Parthenogenesis can also be induced by artificially activating MII oocytes without preventing second polar body extrusion, which results in a one-pronuclear oocyte with a haploid genome. Haploid cells cannot contribute to the post-implantation development of the embryo unless a spontaneous duplication of the haploid genome (diploidization) occurs 35. Pluripotent cell lines have been successfully derived from haploid mouse embryos after diploidization 36, 37. This may provide a putative source for homozygous pESC lines, since no more recombination events will occur in mitosis. The homozygous state of chHES-32 cells when compared with the predominantly heterozygous state in other established human pESC lines 13 suggests that this cell line might originally be haploid with a similar diploidization process to that in mouse occurring thereafter to produce a competent diploid genome for pluripotency. Thus, our results suggest that parthenogenetically activated haploid oocytes may be a source for generating homozygous ESC lines.
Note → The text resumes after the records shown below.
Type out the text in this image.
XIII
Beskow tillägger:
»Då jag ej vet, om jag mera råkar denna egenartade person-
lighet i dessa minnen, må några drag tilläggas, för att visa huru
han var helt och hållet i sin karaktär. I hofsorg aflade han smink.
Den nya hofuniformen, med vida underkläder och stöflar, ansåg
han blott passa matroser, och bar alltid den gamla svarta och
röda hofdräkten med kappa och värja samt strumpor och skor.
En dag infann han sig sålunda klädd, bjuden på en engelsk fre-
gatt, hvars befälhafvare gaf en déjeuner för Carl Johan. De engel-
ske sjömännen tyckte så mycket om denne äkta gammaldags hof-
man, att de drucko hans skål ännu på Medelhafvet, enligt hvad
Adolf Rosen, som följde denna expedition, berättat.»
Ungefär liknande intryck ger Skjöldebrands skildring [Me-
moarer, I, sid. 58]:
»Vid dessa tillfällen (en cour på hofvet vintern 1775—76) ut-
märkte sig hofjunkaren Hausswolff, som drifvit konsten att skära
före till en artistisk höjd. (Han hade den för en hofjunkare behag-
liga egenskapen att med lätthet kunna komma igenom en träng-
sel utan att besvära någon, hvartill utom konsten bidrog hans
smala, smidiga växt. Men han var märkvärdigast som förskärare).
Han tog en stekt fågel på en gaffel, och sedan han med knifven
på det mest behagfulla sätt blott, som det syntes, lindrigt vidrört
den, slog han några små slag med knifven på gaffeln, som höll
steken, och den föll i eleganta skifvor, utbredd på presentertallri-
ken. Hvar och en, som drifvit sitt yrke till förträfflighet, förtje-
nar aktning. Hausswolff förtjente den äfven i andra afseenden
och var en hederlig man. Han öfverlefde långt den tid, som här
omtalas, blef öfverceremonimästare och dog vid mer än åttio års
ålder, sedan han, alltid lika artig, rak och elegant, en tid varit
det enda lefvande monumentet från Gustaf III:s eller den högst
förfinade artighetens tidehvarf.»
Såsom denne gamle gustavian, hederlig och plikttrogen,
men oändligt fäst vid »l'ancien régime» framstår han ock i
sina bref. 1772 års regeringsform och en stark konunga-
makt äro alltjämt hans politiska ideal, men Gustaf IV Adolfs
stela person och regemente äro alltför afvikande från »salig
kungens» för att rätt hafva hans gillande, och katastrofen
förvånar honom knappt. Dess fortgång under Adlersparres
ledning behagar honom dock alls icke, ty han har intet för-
Here, we reported the first isolation and further characterization of a homozygous hESC line from a parthenogenetic oocyte following IVF treatment. The results indicate that clinical 'unwanted' one-pronuclear oocytes can be a source for human pESCs, and highlight an alternative strategy of parthenogenetic activation to obtain homozygous hESC lines. This cell line also provides a model to study the function of imprinted genes in cell differentiation.

(Supplementary Information is linked to the online version of the paper on the Cell Research website.)